Romania, on the other hand, has regressed in the fight against corruption and the monitoring should continue, the Commission said Tuesday.
It will take into account the opinion of other member states and the European Parliament before formally proposing the end of corruption monitoring in Bulgaria, it said.
The so-called Cooperation and Verification Mechanism was imposed on the two Eastern European countries over concerns that they had significant problems with corruption (and, in Bulgaria’s case, organized crime) and that their judiciaries were not strong enough to ensure the rule of law.

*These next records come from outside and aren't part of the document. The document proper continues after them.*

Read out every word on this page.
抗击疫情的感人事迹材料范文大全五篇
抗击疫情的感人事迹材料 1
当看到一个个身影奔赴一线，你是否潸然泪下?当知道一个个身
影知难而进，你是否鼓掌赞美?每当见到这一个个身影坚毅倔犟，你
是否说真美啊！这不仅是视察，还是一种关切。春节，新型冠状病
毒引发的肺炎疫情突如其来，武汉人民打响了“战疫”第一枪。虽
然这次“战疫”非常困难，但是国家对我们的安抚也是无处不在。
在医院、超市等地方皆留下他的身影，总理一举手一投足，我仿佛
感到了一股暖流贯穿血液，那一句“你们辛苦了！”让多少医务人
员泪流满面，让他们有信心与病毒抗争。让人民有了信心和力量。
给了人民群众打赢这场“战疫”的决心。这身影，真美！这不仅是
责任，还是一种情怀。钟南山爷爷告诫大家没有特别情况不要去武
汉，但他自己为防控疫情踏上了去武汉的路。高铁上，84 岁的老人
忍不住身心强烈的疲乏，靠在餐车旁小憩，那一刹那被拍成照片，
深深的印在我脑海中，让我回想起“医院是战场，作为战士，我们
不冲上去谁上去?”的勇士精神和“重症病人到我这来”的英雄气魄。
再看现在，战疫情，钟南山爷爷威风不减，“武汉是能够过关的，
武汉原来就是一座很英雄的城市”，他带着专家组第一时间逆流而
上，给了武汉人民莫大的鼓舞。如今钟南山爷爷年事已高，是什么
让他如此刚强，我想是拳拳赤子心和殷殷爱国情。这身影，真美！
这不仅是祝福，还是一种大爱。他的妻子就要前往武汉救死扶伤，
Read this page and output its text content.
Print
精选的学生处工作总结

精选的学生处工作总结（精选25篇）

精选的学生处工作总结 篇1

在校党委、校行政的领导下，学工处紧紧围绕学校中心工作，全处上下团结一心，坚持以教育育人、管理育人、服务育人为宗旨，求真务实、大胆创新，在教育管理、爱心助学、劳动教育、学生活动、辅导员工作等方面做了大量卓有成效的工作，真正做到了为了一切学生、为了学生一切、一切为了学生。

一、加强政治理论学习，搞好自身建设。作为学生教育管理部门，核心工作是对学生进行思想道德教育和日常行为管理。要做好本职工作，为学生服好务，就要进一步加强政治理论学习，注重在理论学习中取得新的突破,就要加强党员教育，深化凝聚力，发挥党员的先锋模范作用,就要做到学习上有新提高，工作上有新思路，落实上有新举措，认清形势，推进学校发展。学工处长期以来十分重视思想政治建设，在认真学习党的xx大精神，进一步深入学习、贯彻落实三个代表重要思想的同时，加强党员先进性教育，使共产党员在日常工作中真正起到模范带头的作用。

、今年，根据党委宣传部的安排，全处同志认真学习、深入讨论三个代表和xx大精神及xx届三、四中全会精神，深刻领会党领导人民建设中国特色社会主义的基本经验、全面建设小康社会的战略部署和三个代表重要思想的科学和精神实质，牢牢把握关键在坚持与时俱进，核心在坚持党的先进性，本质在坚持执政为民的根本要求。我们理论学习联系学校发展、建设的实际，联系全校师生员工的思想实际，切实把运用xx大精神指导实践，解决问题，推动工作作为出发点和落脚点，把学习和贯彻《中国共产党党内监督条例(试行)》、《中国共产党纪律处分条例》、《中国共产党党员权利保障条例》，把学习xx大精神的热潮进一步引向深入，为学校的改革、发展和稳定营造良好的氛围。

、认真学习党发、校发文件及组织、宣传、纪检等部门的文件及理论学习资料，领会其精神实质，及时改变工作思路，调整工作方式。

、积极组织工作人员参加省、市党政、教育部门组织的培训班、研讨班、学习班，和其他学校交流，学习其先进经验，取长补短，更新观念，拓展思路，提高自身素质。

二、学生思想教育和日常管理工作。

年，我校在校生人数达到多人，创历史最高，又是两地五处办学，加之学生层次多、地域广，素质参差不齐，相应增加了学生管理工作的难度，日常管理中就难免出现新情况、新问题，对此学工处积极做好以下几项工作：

Commission President Jean-Claude Juncker said he wanted the mechanism to end by the time he leaves office later this year, but for that to happen both countries needed to show progress in the anti-corruption fight and ensuring an independent, working judiciary.
In a reversal from three years ago, when Juncker said he expected Romania to be ready to leave the program but not Bulgaria, Sofia was the first to be given the good news.
Romania’s national anti-corruption directorate (DNA), which has prosecuted high-level corruption, was seen as a model in the region. It was led by Laura Codruța Kövesi, who was dismissed by the Romanian government and is now set to become the EU’s first public prosecutor.
Over the past couple of years, Romania lost momentum in implementing Commission recommendations on anti-corruption and judicial reforms and even backtracked on progress it had made, the Commission warned last year.
That change started in 2017, it said when the Social Democrat-led (PSD) government tried to decriminalize some acts of corruption through an emergency decree, triggering the biggest protests in the country since the fall of communism. The decree was dropped because of the protests.
But the Romanian parliament, which is still controlled by the PSD, has since managed to push through changes including making it easier to prosecute magistrates and making it harder to bring cases of corruption to court.
Romania’s parliament is expected to vote on Thursday on a new government led by the country’s National Liberal Party (PNL) after the government led by PSD President Viorica Dăncilă was ousted in a no-confidence vote on October 10.